Why a Good Night’s Sleep Tanks Your Diabetes Risk

April 3, 2017 All posts Reverie Reverie

Insulin is the kind of word that everyone has heard and few people understand, but it’s critically important for everybody on Earth. Insulin affects how well your body absorbs nutrients, how it processes carbohydrates, and plays a major role in your body fat—both how much you have and how easily you can lose it. Since your body fat has a real effect on your inflammation and risk of chronic disease, how you manage your insulin is significant not only with regard to your diabetes risk, but the quality and length of your life.

And yes, sleep has an enormous impact on your insulin.

First, let’s get clear on the basics of insulin. Whenever we eat carbs (and a little bit when we eat protein), the pancreas releases insulin, which is a hormone that helps us move the sugars out of our bloodstream and into our muscles and organs where they can later be used for energy.  Essentially, carbs give you energy, and insulin is what helps move the energy from your food into your own energy stores.

But what really matters when it comes down to diabetes and overall health is a factor called insulin sensitivity, which measures how well your body responds to the hormone.

See, your insulin spikes when you consume carbs, and it really spikes when you eat a source of carbohydrates without much fat, fiber, or protein to slow the digestion—candy, Oreos, and orange juice are great examples of foods that send your insulin soaring. If you eat sugary junk very frequently, you’ll spike your insulin so often that your body becomes less sensitive to it, sort of in the same way that drinking coffee every morning makes you more resistant to its effects.

If you have poor insulin sensitivity (also known as insulin resistance), you do a less efficient job of digesting carbohydrates, and carbs are a lot more likely to make you gain fat. And as you become more and more insulin resistant, the pancreas needs to produce more and more insulin to do its job, until it eventually gets worn out and stops being able to produce the hormone properly. That’s when type 2 diabetes is diagnosed.
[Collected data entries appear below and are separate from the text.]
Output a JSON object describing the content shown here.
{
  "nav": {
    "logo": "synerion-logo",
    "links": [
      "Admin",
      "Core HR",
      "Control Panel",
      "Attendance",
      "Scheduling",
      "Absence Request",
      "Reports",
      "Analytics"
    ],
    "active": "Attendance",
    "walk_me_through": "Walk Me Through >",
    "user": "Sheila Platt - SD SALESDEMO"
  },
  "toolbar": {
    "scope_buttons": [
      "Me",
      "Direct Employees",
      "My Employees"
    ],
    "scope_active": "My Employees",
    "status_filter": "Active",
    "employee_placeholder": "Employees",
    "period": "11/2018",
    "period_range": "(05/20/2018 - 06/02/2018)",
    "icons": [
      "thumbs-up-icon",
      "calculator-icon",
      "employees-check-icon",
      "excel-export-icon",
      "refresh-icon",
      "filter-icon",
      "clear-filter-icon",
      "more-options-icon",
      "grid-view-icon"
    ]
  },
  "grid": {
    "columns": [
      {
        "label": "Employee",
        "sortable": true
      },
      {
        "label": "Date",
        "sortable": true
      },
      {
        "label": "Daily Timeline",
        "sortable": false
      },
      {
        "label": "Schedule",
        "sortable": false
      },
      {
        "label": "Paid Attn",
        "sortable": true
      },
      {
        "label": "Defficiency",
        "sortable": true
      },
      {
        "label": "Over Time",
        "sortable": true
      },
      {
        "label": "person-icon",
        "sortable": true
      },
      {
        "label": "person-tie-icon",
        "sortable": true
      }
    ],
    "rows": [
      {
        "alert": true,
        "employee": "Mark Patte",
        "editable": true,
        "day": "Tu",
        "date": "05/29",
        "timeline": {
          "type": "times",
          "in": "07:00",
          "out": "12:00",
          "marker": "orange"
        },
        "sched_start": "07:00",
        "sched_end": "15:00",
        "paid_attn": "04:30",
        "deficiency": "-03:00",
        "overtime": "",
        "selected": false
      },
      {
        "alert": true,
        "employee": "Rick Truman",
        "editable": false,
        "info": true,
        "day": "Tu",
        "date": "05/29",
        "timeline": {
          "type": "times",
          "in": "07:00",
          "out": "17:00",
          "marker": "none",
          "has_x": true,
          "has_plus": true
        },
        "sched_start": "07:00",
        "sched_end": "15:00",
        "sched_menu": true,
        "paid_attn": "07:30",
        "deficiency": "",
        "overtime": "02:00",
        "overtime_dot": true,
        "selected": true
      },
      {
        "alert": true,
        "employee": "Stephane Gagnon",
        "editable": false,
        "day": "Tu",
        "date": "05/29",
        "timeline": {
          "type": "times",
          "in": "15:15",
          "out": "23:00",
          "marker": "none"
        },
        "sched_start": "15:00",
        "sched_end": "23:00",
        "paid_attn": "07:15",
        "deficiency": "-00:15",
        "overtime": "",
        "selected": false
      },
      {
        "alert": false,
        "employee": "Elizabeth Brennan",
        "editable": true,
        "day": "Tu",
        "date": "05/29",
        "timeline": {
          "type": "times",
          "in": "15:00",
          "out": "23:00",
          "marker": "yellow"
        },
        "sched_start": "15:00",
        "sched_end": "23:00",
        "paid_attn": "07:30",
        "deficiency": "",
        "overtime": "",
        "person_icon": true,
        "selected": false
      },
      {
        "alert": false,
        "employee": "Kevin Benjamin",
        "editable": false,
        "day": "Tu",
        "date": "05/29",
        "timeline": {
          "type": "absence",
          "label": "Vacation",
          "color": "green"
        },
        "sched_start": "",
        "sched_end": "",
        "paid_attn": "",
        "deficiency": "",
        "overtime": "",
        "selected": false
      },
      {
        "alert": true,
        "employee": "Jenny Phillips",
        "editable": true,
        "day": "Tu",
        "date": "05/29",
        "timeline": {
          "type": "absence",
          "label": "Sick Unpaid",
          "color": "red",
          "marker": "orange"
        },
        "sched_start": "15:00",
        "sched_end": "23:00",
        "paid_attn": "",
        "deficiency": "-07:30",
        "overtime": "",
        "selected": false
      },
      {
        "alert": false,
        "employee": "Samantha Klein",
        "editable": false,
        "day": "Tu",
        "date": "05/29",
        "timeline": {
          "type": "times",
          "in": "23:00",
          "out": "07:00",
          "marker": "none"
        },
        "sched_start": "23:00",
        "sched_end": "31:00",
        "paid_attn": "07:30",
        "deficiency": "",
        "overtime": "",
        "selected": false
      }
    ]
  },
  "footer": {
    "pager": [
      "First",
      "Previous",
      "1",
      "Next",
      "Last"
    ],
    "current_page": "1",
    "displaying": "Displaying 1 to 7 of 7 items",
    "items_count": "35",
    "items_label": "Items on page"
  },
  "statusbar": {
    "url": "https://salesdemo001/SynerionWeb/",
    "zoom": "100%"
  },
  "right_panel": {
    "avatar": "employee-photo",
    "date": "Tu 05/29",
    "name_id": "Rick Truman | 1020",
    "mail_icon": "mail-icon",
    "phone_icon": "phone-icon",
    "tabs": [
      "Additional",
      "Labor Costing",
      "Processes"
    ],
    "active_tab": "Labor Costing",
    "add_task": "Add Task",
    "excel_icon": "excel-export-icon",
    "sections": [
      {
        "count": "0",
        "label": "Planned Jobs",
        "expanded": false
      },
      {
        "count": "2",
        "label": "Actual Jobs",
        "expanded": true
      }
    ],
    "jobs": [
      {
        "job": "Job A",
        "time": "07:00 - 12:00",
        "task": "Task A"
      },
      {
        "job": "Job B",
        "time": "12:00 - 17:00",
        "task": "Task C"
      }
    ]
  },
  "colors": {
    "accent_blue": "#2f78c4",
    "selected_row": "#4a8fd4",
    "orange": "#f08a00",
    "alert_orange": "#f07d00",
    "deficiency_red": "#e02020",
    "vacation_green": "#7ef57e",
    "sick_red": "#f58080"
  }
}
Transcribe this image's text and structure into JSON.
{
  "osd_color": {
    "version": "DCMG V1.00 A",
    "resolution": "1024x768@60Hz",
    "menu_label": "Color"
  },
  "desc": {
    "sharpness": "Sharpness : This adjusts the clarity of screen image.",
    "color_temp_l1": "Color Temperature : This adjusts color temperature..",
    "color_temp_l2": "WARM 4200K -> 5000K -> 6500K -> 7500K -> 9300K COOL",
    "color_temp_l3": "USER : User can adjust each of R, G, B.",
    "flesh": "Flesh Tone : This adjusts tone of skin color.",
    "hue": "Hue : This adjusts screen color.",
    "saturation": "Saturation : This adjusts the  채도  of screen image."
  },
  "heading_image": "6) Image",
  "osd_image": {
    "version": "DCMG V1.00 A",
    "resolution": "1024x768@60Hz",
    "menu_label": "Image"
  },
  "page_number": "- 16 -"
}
So whether you have a family history of diabetes, or you just want to see your six-pack, your insulin resistance is something you want to keep an eye on. You might have picked up on the fact that maintaining a diet that’s low in sugar and high in fiber, protein, and healthy fats is a good start. But there are a lot of ways to improve your insulin sensitivity that have nothing to do with diet: Regular exercise, for example, is a well-known remedy. And one of the simplest and most effective ways to boost your sensitivity, slash your diabetes risk, and improve your body fat, is to simply close your eyes and go to sleep.

A 2012 study received widespread media attention when it found that sleep deprivation actually impairs the ability of fat cells to respond to insulin. Seven young men and women were studied for eight days, and were only permitted 4.5 hours of sleep per night during the second half of the experiment. At its conclusion, the participants’ insulin sensitivity was, on average, 16 percent lower than it had been at its beginning, and the sensitivity of their fat cells had decreased by thirty percent, leaving them at the same levels usually seen in people who are obese or have diabetes. The fat cells needed three times the regular amount of insulin in order to activate an enzyme called Akt, which is essential for regulating blood sugar—this was the first study to find the specific cellular mechanism that connects a lack of sleep with a higher diabetes risk.

The senior author of the study told CNN, “This is the equivalent of metabolically aging someone 10 to 20 years just from four nights of partial sleep restriction… fat cells need sleep, and when they don’t get enough sleep, they become metabolically groggy.”

To make matters worse, a lot of the diabetes markers exacerbate each other as well: eating a lot of sugar can increase urination, which can interfere with sleep, which can also make you more prone to mindless snacking and higher levels of body fat, all of which is a perfect storm for insulin resistance and a ticket to type 2 diabetes.

Fortunately, reversing the trend is also synergistic: eat plenty of protein, fiber, and good fats, exercise regularly, sleep deeply, and you’ll create the best possible environment for insulin sensitivity, longevity, and a healthy, powerful body.